The onset of febrile seizures as a risk factor for epilepsy could not be determined because there was no data on the onset of febrile seizures at an early age (<1 year). The medical records only include a history of previous febrile seizures without including the age of the first febrile seizure.
CONCLUSION
There is a relationship between EEG and DRFO recording results, especially in the form of slowing of basic waves, polyspikes, and frequencies >1/60 seconds. There were more normal MRI images of DSFO than DRFO, but there was no significant difference between normal and abnormal MRI examination results in the two groups. No significant structural abnormalities were found in the DRFO cases. There was no correlation between the MRI examination results and the EEG recording results in the DRFO case. Each has a different value when predicting DRFO.
AUTHORS’ CONTRIBUTION
It is hereby acknowledged that all authors have accepted responsibility for the manuscript's content and consented to its submission.
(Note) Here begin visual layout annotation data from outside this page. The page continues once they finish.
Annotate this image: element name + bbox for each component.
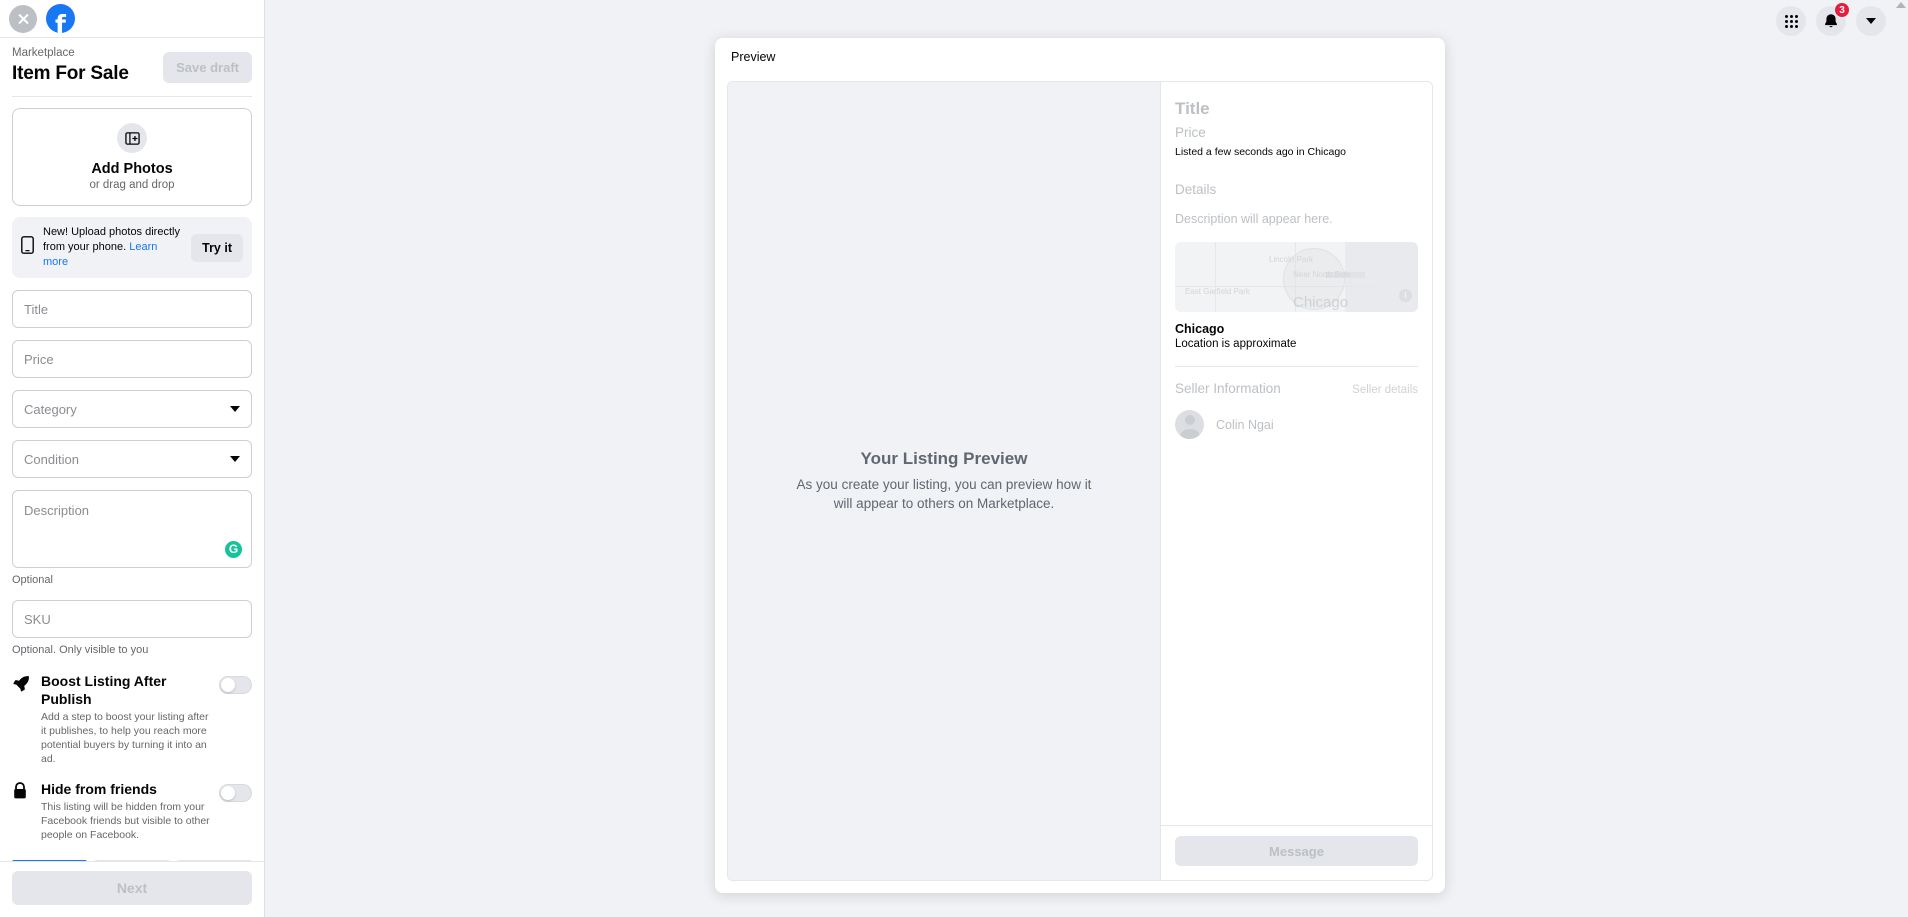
category-select-placeholder: Category: [24, 401, 77, 417]
boost-listing-title: Boost Listing After Publish: [41, 673, 167, 707]
map-label: Lincoln Park: [1269, 255, 1314, 264]
seller-details-link[interactable]: Seller details: [1352, 384, 1418, 396]
sku-input-placeholder: SKU: [24, 611, 51, 627]
banner-text: New! Upload photos directly from your ph…: [43, 225, 182, 270]
rocket-icon: [12, 672, 32, 698]
seller-information-header: Seller Information Seller details: [1175, 381, 1418, 396]
boost-listing-toggle[interactable]: [219, 676, 252, 694]
chevron-down-icon: [1866, 18, 1876, 24]
add-photo-icon: [117, 123, 147, 153]
phone-icon: [21, 236, 34, 259]
page-title: Item For Sale: [12, 63, 129, 84]
hide-from-friends-row: Hide from friends This listing will be h…: [12, 780, 252, 842]
facebook-logo-icon[interactable]: f: [46, 4, 75, 33]
preview-label: Preview: [731, 50, 776, 64]
seller-profile-row[interactable]: Colin Ngai: [1175, 410, 1418, 439]
grid-apps-icon[interactable]: [1776, 6, 1806, 36]
avatar: [1175, 410, 1204, 439]
facebook-logo-letter: f: [55, 10, 66, 33]
preview-description: Description will appear here.: [1175, 212, 1333, 226]
price-input-placeholder: Price: [24, 351, 54, 367]
save-draft-button[interactable]: Save draft: [163, 52, 252, 83]
preview-empty-title: Your Listing Preview: [860, 449, 1028, 468]
preview-body: Your Listing Preview As you create your …: [727, 81, 1433, 881]
map-label: Chicago: [1293, 294, 1349, 311]
title-input-placeholder: Title: [24, 301, 49, 317]
description-placeholder: Description: [24, 503, 90, 518]
category-select[interactable]: Category: [12, 390, 252, 428]
boost-listing-description: Add a step to boost your listing after i…: [41, 711, 209, 765]
price-input[interactable]: Price: [12, 340, 252, 378]
header-divider: [12, 96, 252, 97]
banner-text-main: New! Upload photos directly from your ph…: [43, 226, 180, 253]
hide-from-friends-toggle[interactable]: [219, 784, 252, 802]
hide-from-friends-text: Hide from friends This listing will be h…: [41, 780, 210, 842]
marketplace-kicker: Marketplace: [12, 47, 75, 59]
sidebar-footer: Next: [0, 861, 264, 917]
toggle-knob: [221, 678, 235, 692]
hide-from-friends-description: This listing will be hidden from your Fa…: [41, 801, 210, 841]
notification-badge: 3: [1834, 2, 1850, 18]
preview-footer: Message: [1161, 825, 1432, 880]
sidebar-header: Marketplace Item For Sale Save draft: [12, 38, 252, 96]
account-menu-button[interactable]: [1856, 6, 1886, 36]
title-input[interactable]: Title: [12, 290, 252, 328]
preview-listed-time: Listed a few seconds ago in Chicago: [1175, 146, 1347, 158]
seller-information-title: Seller Information: [1175, 381, 1281, 396]
toggle-knob: [221, 786, 235, 800]
try-it-button[interactable]: Try it: [191, 233, 243, 262]
condition-select[interactable]: Condition: [12, 440, 252, 478]
seller-divider: [1175, 366, 1418, 367]
upload-from-phone-banner: New! Upload photos directly from your ph…: [12, 217, 252, 278]
seller-name: Colin Ngai: [1216, 417, 1274, 432]
preview-price: Price: [1175, 125, 1206, 140]
preview-title: Title: [1175, 99, 1210, 118]
create-listing-sidebar: f Marketplace Item For Sale Save draft A…: [0, 0, 265, 917]
hide-from-friends-title: Hide from friends: [41, 781, 157, 797]
map-label: East Garfield Park: [1185, 287, 1250, 296]
location-map[interactable]: Lincoln Park Near North Side East Garfie…: [1175, 242, 1418, 312]
condition-select-placeholder: Condition: [24, 451, 79, 467]
sku-helper-text: Optional. Only visible to you: [12, 644, 149, 656]
close-icon[interactable]: [9, 4, 37, 33]
preview-empty-subtitle: As you create your listing, you can prev…: [796, 477, 1092, 511]
sidebar-scroll-area: Marketplace Item For Sale Save draft Add…: [0, 38, 264, 861]
boost-listing-row: Boost Listing After Publish Add a step t…: [12, 672, 252, 766]
preview-details-heading: Details: [1175, 182, 1217, 197]
grammarly-icon[interactable]: G: [225, 541, 242, 558]
map-label: Near North Side: [1293, 270, 1351, 279]
chevron-down-icon: [230, 406, 240, 412]
sku-input[interactable]: SKU: [12, 600, 252, 638]
add-photos-title: Add Photos: [91, 161, 173, 177]
boost-listing-text: Boost Listing After Publish Add a step t…: [41, 672, 210, 766]
preview-location-note: Location is approximate: [1175, 338, 1297, 350]
header-actions: 3: [1776, 2, 1886, 36]
preview-details-scroll: Title Price Listed a few seconds ago in …: [1161, 82, 1432, 825]
chevron-down-icon: [230, 456, 240, 462]
add-photos-subtitle: or drag and drop: [89, 179, 175, 191]
description-textarea[interactable]: Description G: [12, 490, 252, 568]
description-helper-text: Optional: [12, 574, 53, 586]
add-photos-dropzone[interactable]: Add Photos or drag and drop: [12, 108, 252, 206]
close-x-glyph: [17, 12, 30, 25]
sidebar-topbar: f: [0, 0, 264, 38]
info-icon[interactable]: i: [1399, 289, 1412, 302]
next-button[interactable]: Next: [12, 871, 252, 905]
preview-city: Chicago: [1175, 322, 1225, 336]
bell-icon[interactable]: 3: [1816, 2, 1850, 36]
sidebar-title-block: Marketplace Item For Sale: [12, 46, 129, 86]
scrollbar-up-arrow[interactable]: [1896, 2, 1906, 8]
listing-preview-details: Title Price Listed a few seconds ago in …: [1160, 82, 1432, 880]
preview-panel: Preview Your Listing Preview As you crea…: [715, 38, 1445, 893]
map-road: [1215, 242, 1216, 312]
listing-preview-empty-state: Your Listing Preview As you create your …: [728, 82, 1160, 880]
lock-icon: [12, 780, 32, 805]
message-button[interactable]: Message: [1175, 836, 1418, 866]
They have meticulously reviewed all results and unanimously approved the final version of the manuscript.
LIST OF ABBREVIATIONS
DSFO | = Drug-sensitive Focal Epilepsy |
DRE | = Drug-Resistant Epilepsy |
DRFE | = Drug-resistant Focal Epilepsy |
CNS | = Central Nervous System |
ETHICS APPROVAL AND CONSENT TO PARTICIPATE
This study has been approved by the ethical commission of RSUP Dr Hasan Sadikin Bandung, with the number of approval LB.02.01/X.6.5/147/2023, Indonesia.
HUMAN AND ANIMAL RIGHTS
All human research procedures followed were in accordance with the ethical standards of the committee responsible for human experimentation (institutional and national), and with the Helsinki Declaration of 1975, as revised in 2013.
CONSENT FOR PUBLICATION
The selection of participants in this research took into account the voluntary principle. Participants' parents have the right to obtain an explanation of the procedures, advantages, disadvantages, and confidentiality of research data. Participants' parents' consent was obtained by signing an informed consent form.